= Jumbo, Oklahoma =

Unincorporated Community in Oklahoma, United States

Jumbo is an unincorporated community in western Pushmataha County, Oklahoma, United States, 10 miles north of Miller.

== History ==
A United States Post Office was established for Jumbo, Indian Territory on November 8, 1906. The post office took its name from the Jumbo Asphalt Company, a prominent local employer.

Prior to Oklahoma's statehood, Jumbo was located in Jack's Fork County, a part of the Pushmataha District of the Choctaw Nation, in the Indian Territory.

Jumbo was blessed by abundant natural resources, including asphalt. Hugh W. Adams (ca. 1836-1905), one of the original pioneers of Antlers, Oklahoma, and a prospector, located the asphalt vein at Jumbo. The Jumbo Asphalt Company established mining operations there and, by 1904, the community was known as Jumbo Mines. By 1905 the company was mining up to eight tons of asphalt per day, which it shipped to Moyers, Oklahoma via a dedicated tram line. The line stretched from Jumbo south through the Impson Valley, rounding the foot of Parker Mountain into Moyers, where it connected with the railhead at the St. Louis and San Francisco Railway.

By 1906, Jumbo Mines was home to at least 40 families. This remained the case through recent decades, when the countryside around Jumbo emptied due to lack of economic opportunities and its churches, school, and post office closed.

In November 1910, Jumbo was site of a horrible accident. The mine—whose shaft was 280 feet deep, at which point it branched several hundred feet to the north—experienced a lethal explosion. At least 14 miners were killed, and more died later of wounds. Several miners were blown up the shaft and out the mouth of the mine. Ten of the miners were buried side by side in the Jumbo Cemetery. At the time of the explosion, the mine was owned by the Choctaw Asphalt Company of St. Louis, Missouri. It continued to operate for years; today the mouth of its shaft is capped but may still be seen off the Jumbo Road.

During the Great Depression, the WPA built a public school at Jumbo. The school was built using native "red rock" gathered from nearby fields. The school still partially stands, although the back half was bulldozed during the 1990s by a local landowner for safety reasons, who cleared the land for cattle to graze.

Jumbo's Impson family cemetery grave markers have been lost. Immediately prior to World War II, a local farmer gathered the tombstones, stacked them under a tree, and ploughed the property for use as a field. The property today is overgrown with bois d'arc trees and difficult to access.
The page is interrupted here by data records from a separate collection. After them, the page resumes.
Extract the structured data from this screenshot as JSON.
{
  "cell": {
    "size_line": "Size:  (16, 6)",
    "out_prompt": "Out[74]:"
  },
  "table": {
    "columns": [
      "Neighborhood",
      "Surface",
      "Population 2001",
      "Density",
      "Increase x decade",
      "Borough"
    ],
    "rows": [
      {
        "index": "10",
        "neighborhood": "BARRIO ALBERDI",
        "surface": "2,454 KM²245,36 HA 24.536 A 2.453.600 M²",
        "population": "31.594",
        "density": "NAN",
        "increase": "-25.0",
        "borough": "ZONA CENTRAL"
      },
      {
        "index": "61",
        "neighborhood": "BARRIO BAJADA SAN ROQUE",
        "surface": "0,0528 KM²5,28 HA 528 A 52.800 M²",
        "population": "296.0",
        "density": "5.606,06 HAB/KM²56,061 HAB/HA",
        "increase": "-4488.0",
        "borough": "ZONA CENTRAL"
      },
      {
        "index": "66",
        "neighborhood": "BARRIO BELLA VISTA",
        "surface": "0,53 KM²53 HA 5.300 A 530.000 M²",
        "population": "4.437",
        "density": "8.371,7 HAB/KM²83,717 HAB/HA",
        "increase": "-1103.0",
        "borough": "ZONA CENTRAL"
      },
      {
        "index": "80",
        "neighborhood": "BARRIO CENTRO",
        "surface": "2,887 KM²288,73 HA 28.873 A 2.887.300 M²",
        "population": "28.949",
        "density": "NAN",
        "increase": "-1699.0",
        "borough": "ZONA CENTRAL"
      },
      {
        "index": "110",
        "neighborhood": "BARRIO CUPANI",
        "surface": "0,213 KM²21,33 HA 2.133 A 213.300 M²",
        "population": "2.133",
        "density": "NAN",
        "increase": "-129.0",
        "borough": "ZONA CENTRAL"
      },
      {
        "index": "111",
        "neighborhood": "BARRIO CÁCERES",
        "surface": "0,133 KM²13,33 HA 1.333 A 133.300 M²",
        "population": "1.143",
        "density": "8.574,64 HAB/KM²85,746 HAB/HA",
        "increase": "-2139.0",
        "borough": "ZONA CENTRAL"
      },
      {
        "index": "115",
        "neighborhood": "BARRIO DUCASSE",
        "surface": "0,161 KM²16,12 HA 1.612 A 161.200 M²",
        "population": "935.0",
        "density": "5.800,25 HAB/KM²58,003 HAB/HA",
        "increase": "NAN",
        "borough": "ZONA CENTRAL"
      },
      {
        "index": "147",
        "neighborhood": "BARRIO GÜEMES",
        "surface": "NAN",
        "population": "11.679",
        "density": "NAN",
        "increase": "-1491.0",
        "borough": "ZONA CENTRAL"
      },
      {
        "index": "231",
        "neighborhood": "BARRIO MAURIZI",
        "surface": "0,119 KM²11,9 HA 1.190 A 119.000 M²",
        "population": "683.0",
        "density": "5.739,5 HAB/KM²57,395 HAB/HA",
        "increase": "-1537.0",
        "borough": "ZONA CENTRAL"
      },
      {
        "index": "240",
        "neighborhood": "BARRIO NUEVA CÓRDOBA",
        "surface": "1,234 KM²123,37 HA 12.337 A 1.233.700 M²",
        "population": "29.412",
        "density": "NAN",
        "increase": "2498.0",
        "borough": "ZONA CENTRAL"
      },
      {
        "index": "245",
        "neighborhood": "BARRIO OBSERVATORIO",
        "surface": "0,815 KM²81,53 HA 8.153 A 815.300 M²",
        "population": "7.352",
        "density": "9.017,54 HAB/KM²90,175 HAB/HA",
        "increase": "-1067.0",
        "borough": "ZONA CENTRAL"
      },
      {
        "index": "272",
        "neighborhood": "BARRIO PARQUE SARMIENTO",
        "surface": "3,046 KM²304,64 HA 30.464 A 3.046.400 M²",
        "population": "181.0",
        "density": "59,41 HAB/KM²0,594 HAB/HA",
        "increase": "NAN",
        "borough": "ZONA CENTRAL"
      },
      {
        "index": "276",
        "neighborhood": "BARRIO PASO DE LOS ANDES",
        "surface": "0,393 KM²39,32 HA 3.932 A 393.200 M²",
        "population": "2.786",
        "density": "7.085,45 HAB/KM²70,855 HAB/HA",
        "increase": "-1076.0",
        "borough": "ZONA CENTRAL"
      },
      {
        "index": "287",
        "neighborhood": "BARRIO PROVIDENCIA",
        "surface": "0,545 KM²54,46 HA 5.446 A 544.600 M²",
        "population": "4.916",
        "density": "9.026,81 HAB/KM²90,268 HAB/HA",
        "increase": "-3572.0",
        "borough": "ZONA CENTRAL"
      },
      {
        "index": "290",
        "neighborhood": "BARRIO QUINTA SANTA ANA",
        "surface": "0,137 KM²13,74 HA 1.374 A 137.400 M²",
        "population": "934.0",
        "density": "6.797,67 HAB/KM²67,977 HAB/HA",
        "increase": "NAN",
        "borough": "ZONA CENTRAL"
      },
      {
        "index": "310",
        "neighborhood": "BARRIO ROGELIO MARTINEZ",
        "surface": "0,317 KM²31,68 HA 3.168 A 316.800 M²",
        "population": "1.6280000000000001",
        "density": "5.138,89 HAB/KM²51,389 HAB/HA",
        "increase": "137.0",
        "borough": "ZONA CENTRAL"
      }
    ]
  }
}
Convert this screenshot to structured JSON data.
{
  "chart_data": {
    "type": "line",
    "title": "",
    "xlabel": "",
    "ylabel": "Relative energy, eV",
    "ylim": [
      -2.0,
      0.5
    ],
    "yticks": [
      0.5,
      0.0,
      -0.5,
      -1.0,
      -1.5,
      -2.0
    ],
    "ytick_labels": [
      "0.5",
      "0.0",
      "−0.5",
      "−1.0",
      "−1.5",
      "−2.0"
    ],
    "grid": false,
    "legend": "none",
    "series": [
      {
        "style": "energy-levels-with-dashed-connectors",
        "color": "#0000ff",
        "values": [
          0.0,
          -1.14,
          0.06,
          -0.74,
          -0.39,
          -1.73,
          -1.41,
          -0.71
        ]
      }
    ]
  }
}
During World War II, Jumbo and Moyers were the site of mishaps with international repercussions, two of them fatal. British pilots operating from a Royal Air Force base in Texas, hampered by poor weather, crashed into White Rock Mountain and Big Mountain above Moyers, killing four crewmen. Two planes were destroyed.

A third plane crash-landed successfully at Jumbo, in a field known locally as the Bedford meadow, owned by farmer and rancher Bill Perrin. Its pilot, John Wall, and navigator, "Wilbur" Wright, were unhurt and were kept overnight by a local family, Mr. and Mrs. E.F. Jordan. British military officers soon retrieved the airplane, which was salvageable.

On February 20, 2000 the AT6 Monument was dedicated in the fliers' honor at the crash site on Big Mountain. Wall and Wright also attended, and had a happy reunion with the Perrin family. Over 1,000 people attended the ceremony, and the story was carried by the BBC and many newspapers around the world.

More information on Jumbo and the Impson Valley may be found in the Pushmataha County Historical Society.

== Geography ==

Jumbo is located in the picturesque Impson Valley. Buck Creek and Box Springs mountains frame the eastern side of its valley, and Long Mountain frames the western side. In recent years the territory to the west of Jumbo has been incorporated into McGee Creek State Park, particularly the area of Wildcat and Bugaboo canyons.

== Transportation ==

Despite improvements in the local roadways, Jumbo remains physically isolated from other communities in Pushmataha and Atoka counties. This is ironic, as the four-lane Indian Nation Turnpike was built through Impson Valley, passing just to the east of the community, and opened in 1970. It features no interchange for Jumbo, however, causing local residents to venture to Daisy on the north to enter or exit the turnpike.